Menorca es una isla telúrica, y el lugar ideal para no hablar. Este trocito insular mediterráneo incita a la escucha. Hace un tiempo, el filósofo Xavier Antich nos ofreció su percepción sobre la visión y la escritura precisamente en Menorca, en Mongofre, uno de los lugares donde siempre habré agradecido haber pasado unos días entre cerámicas, libros y animales disecados. Éramos un grupo recogido de gente (Talleres Aislados, se llama la fórmula) que quería escuchar y aprender, hablar poco y contemplar bastante.

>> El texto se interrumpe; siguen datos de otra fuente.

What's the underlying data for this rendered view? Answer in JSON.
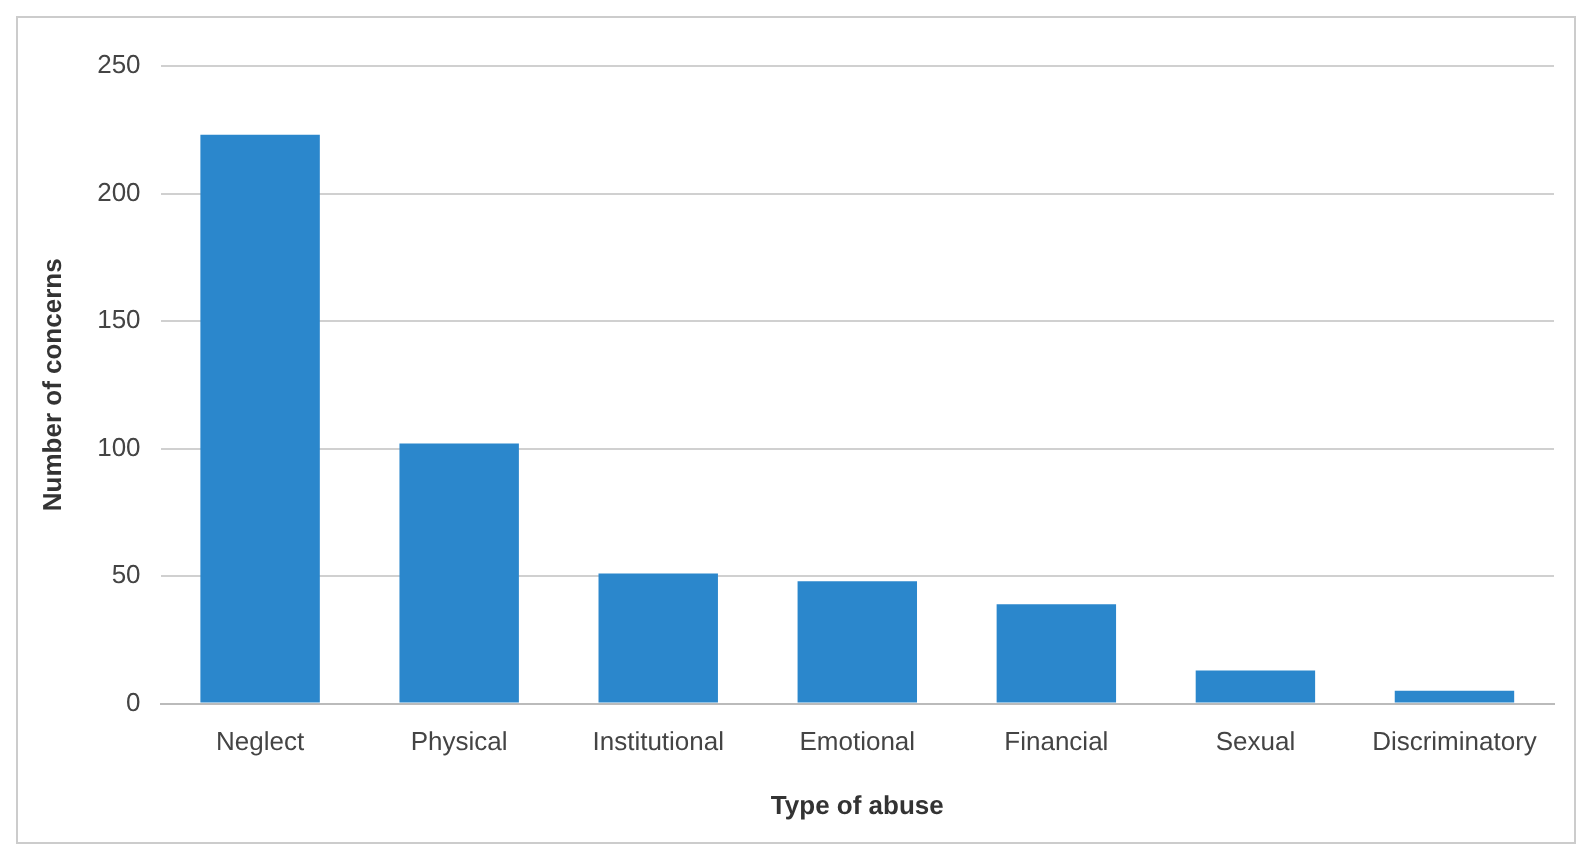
{
  "chart_data": {
    "type": "bar",
    "xlabel": "Type of abuse",
    "ylabel": "Number of concerns",
    "categories": [
      "Neglect",
      "Physical",
      "Institutional",
      "Emotional",
      "Financial",
      "Sexual",
      "Discriminatory"
    ],
    "values": [
      223,
      102,
      51,
      48,
      39,
      13,
      5
    ],
    "color": "#2b87cc",
    "ylim": [
      0,
      250
    ],
    "yticks": [
      0,
      50,
      100,
      150,
      200,
      250
    ],
    "grid": "y"
  }
}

Antich nos dijo que "escribir es lo contrario de hablar", y después de constatar que no tenemos acceso preciso a los orígenes del lenguaje (ni de la escritura ni de la literatura), nos consoló explicando que nos quedan "restos de los fragmentos de los inicios".

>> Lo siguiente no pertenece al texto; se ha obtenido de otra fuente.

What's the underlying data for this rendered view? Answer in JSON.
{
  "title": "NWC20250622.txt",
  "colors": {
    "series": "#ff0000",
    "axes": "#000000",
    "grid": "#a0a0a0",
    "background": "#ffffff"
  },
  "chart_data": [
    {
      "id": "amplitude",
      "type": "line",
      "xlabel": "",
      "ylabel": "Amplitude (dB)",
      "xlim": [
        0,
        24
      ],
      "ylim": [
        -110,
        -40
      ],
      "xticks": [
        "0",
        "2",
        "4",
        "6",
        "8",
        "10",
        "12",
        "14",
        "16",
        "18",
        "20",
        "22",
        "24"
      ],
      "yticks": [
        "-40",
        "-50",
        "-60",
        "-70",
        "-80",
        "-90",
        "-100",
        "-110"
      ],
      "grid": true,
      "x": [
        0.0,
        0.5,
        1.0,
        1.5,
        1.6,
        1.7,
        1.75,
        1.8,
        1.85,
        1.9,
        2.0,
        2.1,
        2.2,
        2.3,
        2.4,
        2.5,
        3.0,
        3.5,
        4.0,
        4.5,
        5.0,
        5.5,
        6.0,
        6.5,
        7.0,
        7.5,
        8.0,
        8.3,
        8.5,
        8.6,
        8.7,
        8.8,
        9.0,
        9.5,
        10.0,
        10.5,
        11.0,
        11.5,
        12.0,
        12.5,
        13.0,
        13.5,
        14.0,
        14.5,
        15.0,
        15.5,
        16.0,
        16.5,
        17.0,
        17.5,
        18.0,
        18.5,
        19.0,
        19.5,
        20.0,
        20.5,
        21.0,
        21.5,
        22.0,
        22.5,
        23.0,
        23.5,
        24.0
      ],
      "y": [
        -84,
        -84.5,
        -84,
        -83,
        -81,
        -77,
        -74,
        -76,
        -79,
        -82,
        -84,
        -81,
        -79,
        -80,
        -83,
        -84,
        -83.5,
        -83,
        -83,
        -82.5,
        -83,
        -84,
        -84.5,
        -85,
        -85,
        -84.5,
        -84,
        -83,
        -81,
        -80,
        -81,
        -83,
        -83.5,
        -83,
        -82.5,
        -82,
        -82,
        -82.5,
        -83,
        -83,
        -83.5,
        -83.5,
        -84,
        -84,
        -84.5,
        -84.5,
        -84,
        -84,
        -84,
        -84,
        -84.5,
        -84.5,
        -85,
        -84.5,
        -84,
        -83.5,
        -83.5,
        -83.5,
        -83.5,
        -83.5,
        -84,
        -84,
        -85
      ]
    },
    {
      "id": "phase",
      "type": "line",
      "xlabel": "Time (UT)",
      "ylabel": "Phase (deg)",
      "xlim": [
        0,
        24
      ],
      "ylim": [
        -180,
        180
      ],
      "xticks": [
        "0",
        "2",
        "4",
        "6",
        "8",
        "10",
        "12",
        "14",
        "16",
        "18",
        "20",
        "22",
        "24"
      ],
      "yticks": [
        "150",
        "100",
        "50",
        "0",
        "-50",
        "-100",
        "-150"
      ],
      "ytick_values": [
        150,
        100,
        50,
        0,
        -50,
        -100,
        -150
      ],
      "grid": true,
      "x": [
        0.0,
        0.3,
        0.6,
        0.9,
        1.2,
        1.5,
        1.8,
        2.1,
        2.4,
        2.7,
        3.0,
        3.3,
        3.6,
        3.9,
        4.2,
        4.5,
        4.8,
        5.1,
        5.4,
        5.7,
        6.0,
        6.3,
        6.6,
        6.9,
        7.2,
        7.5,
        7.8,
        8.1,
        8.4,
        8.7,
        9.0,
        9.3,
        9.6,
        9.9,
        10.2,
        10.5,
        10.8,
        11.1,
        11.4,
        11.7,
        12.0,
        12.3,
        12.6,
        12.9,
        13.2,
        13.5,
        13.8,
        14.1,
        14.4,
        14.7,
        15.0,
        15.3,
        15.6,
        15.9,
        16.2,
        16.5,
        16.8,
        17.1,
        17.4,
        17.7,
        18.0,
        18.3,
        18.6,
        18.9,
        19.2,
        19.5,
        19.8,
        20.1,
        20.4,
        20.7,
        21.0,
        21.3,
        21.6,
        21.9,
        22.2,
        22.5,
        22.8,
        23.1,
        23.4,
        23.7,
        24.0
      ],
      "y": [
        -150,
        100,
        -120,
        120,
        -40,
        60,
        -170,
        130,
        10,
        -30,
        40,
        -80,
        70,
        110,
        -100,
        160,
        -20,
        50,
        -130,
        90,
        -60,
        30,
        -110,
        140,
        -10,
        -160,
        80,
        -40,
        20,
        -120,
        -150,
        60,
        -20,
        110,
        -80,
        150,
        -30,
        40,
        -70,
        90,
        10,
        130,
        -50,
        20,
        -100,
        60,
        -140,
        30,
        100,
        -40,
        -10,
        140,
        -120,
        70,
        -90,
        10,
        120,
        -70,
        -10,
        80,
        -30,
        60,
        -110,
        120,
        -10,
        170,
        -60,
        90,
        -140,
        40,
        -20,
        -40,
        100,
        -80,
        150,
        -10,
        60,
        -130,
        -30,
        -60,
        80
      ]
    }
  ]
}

Ahora que iniciamos el año, y parece que todo empiece (bienvenidas convenciones que ayudan a hacer limpieza), me vuelven con fuerza las palabras del pensador Antich: "Nunca estamos seguros de cuándo empezó todo". Rememorando los orígenes, nos citó la más arcaica de las inscripciones, el canto de Myriam en el libro bíblico del Éxodo, un himno que empieza con cantos triunfales de alabanza. Los humanos estamos todo el día pidiendo, pero también agradeciendo. Se podrían dividir las felicitaciones de año nuevo que hemos recibido estos días entre quien pide, y a quien agradece.

Leer reclama mucho de nosotros, es una activación neurológica que nos moviliza poniéndonos ante la vida de los otros

Steiner ya advertía cuán difícil es encontrar metáforas nuevas, y por eso a menudo volvemos a los antiguos: retornar al mundo griego, expuso Xavier Antich, es dar a nuestros recursos expresivos "el resplandor de los orígenes". Volver para recuperar. Mirar atrás para poder agarrarse a algún asa.

Xavier Antich nos dio orientaciones sobre escribir y sobre leer, sugerencias estimulantes que vuelven como boomerangs de pensamiento a medida que el año se despierta. Antich, que es un perspicaz doctor en filosofía y profesor de Estética en la UdG, de los que no menosprecian las redes sociales sino que las utilizan como plataformas de activismo literario y cívico, reconoce una realidad: leer cansa. Leer reclama mucho de nosotros, es una activación neurológica que nos moviliza poniéndonos ante la vida de los otros. "Escuchamos otra voz que no es la nuestra". Aquella naturaleza creativa de la lectura, para ponerlo en sintonía con Borges, nos hace sentirnos orgullosos de los libros que hemos leído. Porque somos los libros que hemos leído y releído. Los escritores están satisfechos de los libros que han escrito (gracias a todos ellos). Sienten que "han puesto mucho", que se han dejado la piel. Los escritores cuando los entrevistan responden que en su obra dejan parte de ellos, de sus obsesiones, esperanzas y miedos. ¿Pero, y los lectores? ¿No nos dejamos la piel, en cada libro que devoramos? ¿No empatizamos, con cada drama que leemos? Los lectores, que volvemos a los consejos de los antiguos, no sabemos cuándo empezó la escritura ni la literatura con precisión, pero sí que tenemos constancia, impecable e irrenunciable, de cómo alguna lectura ha acabado con alguna neura, ha activado alguna nueva vía, o quizá ha determinado para siempre nuestro destino.